North Korean singer (born 1951)

Choe Sam Suk is a North Korean singer.

== Early life ==
Born in North Hwanghae province to a family of teachers, Choe graduated from the Higher Postal School in Pyongyang after the Korean War had ended and worked as a worker in a Pyongyang textile factory for three years from 1968. Choe was reported to have a unique artistic talent from an early age, while working in the factory, she actively participated in the factory's art group activities and received good reviews when she participated in the National Workers' Art Festival.

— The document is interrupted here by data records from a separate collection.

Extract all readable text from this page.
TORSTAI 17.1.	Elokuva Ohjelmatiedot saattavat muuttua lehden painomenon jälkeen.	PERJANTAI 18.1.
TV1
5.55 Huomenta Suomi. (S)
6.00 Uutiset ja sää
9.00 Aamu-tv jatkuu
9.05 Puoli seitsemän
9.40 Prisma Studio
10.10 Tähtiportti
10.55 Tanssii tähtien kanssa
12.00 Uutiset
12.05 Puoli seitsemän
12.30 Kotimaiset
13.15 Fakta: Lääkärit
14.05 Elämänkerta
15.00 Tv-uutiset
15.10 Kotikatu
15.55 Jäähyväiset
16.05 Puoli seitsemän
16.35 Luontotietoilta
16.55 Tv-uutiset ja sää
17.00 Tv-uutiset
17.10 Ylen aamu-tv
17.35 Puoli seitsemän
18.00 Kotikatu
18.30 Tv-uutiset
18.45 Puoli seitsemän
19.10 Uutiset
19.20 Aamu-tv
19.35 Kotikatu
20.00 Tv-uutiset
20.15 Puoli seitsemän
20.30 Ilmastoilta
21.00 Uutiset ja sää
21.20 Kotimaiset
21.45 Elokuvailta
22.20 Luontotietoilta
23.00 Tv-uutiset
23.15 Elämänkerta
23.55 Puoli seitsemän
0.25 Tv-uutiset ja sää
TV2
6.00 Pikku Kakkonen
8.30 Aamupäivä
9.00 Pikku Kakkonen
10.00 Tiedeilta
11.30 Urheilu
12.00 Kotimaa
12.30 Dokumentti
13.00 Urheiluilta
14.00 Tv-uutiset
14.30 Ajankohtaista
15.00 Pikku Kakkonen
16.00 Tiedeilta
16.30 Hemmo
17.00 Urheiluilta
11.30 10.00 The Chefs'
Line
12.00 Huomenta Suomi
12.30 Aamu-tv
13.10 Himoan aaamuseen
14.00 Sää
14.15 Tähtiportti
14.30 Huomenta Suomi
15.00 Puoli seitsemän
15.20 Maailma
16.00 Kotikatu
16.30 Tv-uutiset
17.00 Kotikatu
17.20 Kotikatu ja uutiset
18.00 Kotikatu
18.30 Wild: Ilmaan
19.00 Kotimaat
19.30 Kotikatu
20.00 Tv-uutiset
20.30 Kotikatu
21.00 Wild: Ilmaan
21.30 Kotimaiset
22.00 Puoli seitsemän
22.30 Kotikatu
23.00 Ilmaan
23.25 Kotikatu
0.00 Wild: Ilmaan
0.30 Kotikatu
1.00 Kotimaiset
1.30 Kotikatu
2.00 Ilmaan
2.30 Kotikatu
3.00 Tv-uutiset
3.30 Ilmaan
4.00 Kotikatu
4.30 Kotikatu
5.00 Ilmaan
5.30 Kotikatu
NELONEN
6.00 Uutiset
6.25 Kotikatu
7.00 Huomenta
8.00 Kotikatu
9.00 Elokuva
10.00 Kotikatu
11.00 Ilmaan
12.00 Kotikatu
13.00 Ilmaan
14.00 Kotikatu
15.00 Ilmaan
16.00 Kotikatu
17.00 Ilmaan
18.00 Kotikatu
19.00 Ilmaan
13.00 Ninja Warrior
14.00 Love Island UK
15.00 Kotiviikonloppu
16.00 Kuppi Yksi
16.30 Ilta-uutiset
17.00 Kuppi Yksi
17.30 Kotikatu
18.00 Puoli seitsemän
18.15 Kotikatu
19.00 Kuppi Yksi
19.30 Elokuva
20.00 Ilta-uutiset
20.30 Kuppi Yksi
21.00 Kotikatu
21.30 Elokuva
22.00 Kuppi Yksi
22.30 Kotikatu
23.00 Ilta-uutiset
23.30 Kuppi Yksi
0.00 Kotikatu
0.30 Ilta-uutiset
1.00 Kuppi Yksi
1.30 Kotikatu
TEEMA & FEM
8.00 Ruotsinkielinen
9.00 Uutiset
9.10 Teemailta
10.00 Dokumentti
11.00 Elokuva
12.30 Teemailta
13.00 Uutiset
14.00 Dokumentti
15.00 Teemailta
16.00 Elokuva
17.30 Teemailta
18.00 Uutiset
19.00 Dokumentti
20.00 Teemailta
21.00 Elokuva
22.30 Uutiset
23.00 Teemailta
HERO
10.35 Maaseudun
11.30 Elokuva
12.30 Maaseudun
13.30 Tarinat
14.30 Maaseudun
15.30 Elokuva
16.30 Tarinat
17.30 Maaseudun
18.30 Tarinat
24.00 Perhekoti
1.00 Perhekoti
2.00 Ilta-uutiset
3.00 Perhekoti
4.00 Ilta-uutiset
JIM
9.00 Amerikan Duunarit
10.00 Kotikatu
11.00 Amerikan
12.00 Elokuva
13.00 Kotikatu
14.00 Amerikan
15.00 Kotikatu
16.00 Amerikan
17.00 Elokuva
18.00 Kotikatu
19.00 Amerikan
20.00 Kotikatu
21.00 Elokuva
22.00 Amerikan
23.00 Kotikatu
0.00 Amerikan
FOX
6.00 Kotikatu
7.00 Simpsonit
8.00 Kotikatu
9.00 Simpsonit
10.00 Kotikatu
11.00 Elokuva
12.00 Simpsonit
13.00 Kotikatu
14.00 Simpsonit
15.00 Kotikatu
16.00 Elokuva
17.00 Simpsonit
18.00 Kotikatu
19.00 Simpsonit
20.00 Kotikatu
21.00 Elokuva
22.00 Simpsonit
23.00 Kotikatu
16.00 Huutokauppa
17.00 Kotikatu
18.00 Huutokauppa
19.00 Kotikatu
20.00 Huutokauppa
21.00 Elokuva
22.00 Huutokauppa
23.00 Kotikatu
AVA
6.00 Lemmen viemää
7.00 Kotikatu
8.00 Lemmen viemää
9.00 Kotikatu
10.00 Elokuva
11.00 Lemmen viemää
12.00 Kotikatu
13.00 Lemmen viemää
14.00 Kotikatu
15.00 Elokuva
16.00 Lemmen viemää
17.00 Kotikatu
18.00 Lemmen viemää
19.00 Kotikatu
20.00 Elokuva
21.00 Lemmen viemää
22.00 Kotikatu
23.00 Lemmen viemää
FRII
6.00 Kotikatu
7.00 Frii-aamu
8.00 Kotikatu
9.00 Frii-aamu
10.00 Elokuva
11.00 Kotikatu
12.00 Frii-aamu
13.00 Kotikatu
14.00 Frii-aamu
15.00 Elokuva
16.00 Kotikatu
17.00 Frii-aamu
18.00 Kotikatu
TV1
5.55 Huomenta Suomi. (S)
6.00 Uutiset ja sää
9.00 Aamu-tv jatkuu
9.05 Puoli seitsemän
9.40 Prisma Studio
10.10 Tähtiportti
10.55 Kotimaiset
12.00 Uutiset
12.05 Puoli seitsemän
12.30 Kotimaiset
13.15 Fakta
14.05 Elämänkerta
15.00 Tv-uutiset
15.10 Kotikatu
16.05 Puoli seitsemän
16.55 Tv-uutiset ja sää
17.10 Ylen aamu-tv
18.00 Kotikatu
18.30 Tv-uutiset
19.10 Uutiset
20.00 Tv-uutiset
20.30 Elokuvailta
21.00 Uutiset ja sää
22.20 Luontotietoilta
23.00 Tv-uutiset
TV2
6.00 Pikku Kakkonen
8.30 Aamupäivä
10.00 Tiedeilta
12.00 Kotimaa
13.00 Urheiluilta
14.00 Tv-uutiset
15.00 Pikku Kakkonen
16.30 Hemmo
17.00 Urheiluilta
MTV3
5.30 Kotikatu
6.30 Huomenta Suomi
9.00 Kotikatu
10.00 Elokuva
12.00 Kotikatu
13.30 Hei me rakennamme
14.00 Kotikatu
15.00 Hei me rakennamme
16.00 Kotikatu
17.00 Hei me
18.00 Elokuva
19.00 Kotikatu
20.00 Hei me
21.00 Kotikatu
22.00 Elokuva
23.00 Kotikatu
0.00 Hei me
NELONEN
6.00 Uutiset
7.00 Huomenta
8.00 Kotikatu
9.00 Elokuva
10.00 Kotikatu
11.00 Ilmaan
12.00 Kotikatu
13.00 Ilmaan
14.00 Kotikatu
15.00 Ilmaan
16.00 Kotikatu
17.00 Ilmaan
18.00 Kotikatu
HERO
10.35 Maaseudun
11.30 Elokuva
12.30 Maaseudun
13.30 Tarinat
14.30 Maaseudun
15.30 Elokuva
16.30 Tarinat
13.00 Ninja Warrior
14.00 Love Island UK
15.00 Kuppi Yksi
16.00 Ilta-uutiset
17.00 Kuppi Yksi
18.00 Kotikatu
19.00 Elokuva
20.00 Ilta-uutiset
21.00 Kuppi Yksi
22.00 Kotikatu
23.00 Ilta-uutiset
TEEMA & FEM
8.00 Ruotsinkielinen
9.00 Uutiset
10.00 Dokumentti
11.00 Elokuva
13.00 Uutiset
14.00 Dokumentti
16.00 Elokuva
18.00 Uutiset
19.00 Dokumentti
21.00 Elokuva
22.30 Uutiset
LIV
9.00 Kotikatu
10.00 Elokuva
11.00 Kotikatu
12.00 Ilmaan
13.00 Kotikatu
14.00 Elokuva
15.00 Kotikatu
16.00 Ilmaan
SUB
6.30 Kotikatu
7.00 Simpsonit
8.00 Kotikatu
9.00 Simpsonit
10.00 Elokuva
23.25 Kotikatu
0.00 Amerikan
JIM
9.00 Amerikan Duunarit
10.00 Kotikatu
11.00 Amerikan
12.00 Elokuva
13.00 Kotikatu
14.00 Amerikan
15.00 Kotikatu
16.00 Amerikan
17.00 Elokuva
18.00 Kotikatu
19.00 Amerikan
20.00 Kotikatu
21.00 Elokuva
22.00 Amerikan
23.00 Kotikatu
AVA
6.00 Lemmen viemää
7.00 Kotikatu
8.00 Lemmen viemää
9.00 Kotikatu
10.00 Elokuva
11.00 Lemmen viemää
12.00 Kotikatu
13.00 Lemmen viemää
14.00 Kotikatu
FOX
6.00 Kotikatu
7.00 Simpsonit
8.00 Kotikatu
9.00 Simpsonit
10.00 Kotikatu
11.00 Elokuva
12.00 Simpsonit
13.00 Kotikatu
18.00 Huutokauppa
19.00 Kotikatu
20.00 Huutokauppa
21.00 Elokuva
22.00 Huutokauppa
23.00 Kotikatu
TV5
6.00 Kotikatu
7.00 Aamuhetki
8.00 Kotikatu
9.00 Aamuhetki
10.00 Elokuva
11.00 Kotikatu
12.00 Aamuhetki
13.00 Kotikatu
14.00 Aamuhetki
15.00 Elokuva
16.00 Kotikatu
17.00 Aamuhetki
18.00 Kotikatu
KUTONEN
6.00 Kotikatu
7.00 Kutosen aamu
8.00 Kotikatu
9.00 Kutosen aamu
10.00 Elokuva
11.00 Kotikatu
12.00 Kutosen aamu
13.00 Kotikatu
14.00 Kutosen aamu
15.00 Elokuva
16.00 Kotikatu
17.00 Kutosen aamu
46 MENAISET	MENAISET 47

== Career as a voice actor ==
In 1971, Choe was summoned to the Film and Radio Music Orchestra and worked as a vocalist for over 20 years. She was the lead actress and singer in the North Korean opera The Flower Girl. Hundreds of movie theme songs were recorded by her in the proceeding 20 years. Along with the movie theme songs, some of the most renowned songs performed by her included My Mother, Bosom of the Motherland and songs Kim Il-Sung Flower in full boom, Foliage is burning red and Let's hold the party of one heart, overall she recorded or performed over 2700 songs. She participated in both domestic and foreign performances. In 1982, she was awarded the title of People's Artist and many other decorations and medals including the First Class of the Order of the National Flag.

As of 1995, it was reported that she was working as a vocal teacher at Pyongyang University of Music and Dance.

== Daughter's defection ==
In 2015, it was reported that her daughter was among 13 restaurant workers who defected from China to South Korea.